世界の売り上げランキング上位を占めるビールの特徴とは?

こんにちは。とっしゅです。

今回は世界でよく売れているビールについて書いていきたいとおもいます。

日本ではビールといえば、アサヒ、サッポロ、サントリー、キリンなどが思い浮かびます。

日本のビール業界のシェアはこれらの企業の製品がほとんどを占めており、寡占状態にあります。

主流となっている製品の方向性は、あっさりとした爽快なのどごしを追求している物が主流です。

では、世界的に見た場合はどんなビールが良く売れているのでしょうか?

世界でよく売れているビールブランドベスト5

1位:雪花(Xuehua)

中国全土においてナンバーワンシェアを誇るビール。

輸出はほとんど行われていないために、ほぼ中国内だけで消費されていますが、売り上げ量は世界最大です。

北京の華潤雪花ビールが生産・販売しており、現在は香港の華潤創業と外国の合弁会社によって生産されています。

2位:青島(Tsingtao)

中国の山東省に居を置くメーカーが製造するビール。

世界50か国で販売が行われており、日本でもよく売られているので、目にしたことがある人も多いはず。

3位:バド・ライト(Bud Light)

バドワイザーの派生型で、より味が軽く、なおかつ低カロリーになるように作られています。

本家と対照的な青いラベルが目印です。

4位:バドワイザー(Budweiser)

1876年にアメリカのセントルイスで創業した「キング・オブ・ビール」。

赤と白のラベルが印象的で、ほぼ必ず目にしたことがあるデザインです。

5位:スコール(Skol)

ブラジルのインベブ社が、デンマークのカールスバーグ社からライセンスを受けて生産しているビール。
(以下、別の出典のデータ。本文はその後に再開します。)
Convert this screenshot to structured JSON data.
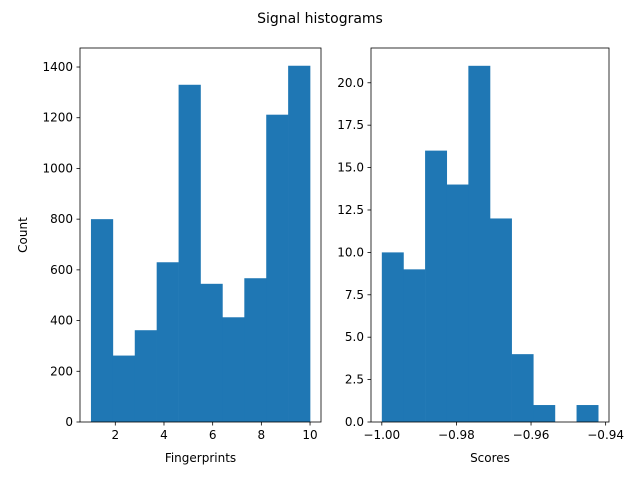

世界ビール消費量第3位のブラジルにおけるトップブランドです。

これらのビールを作るほとんどの企業は、ベルギーを発祥とする超大手企業のアンハイザー・ブッシュ・インベブの傘下にあり、世界のビールシェアも少数の企業による寡占状態にあると言えます。

世界で売れているビールの共通傾向

世界でシェアのほぼすべてを占めているこれらのビールは、いずれも非常にあっさりとしており、アルコールも低めの極めてライトな物ばかりです。

こうしたビールが良く売れているのは、おいしいというよりも、ライトな分だけ麦芽の使用量が少ないために安く大量生産できること、そして軽く飲めるので大量消費されやすいことが大きな理由です。

(人口が多い国で展開しているということもありますが)

シェアの大半を占めているのは数あるうちの一種類

実はビールの種類はおおよそに分けるだけで100以上あり、ワインや日本酒に比べると自由度と多様性が極めて高いお酒です。

金色で炭酸が強く、さっぱりしているビールというのは、実際にはその中での1種類にすぎません。

現代の主流を占めているスタイルのビールが生まれたのは19世紀の半ばで、そこから派生したライトビールはもっと最近になってからの産物です。

非常にライトというのも個性があって良いのですが、あまりにそればかりではビールの売りである多様性が損なわれてしまいます。

日本でなじみがある、あの金色で真っ白い泡のビールはピルスナーという種類なのですが、どこの企業もこればかり作っているため、日本ではこれがビールなのだという思い込みが定着しています。

最近ではこうした風潮に対抗し、ヨーロッパやアメリカでは中小のマイクロブルワリーが作るビールを見直す動きが出ています。

日本でも1994年の法律改正以降に数多くのブルワリーが登場し、着実な成長を遂げています。

軽く飲めるあっさりとした大手のビールも良いのですが、製品のバリエーションや個性の強さは零細なクラフトブルワリーの方が圧倒的に高いので、ビールを楽しみたいときはそちらに目を向ける方が良いかもしれません。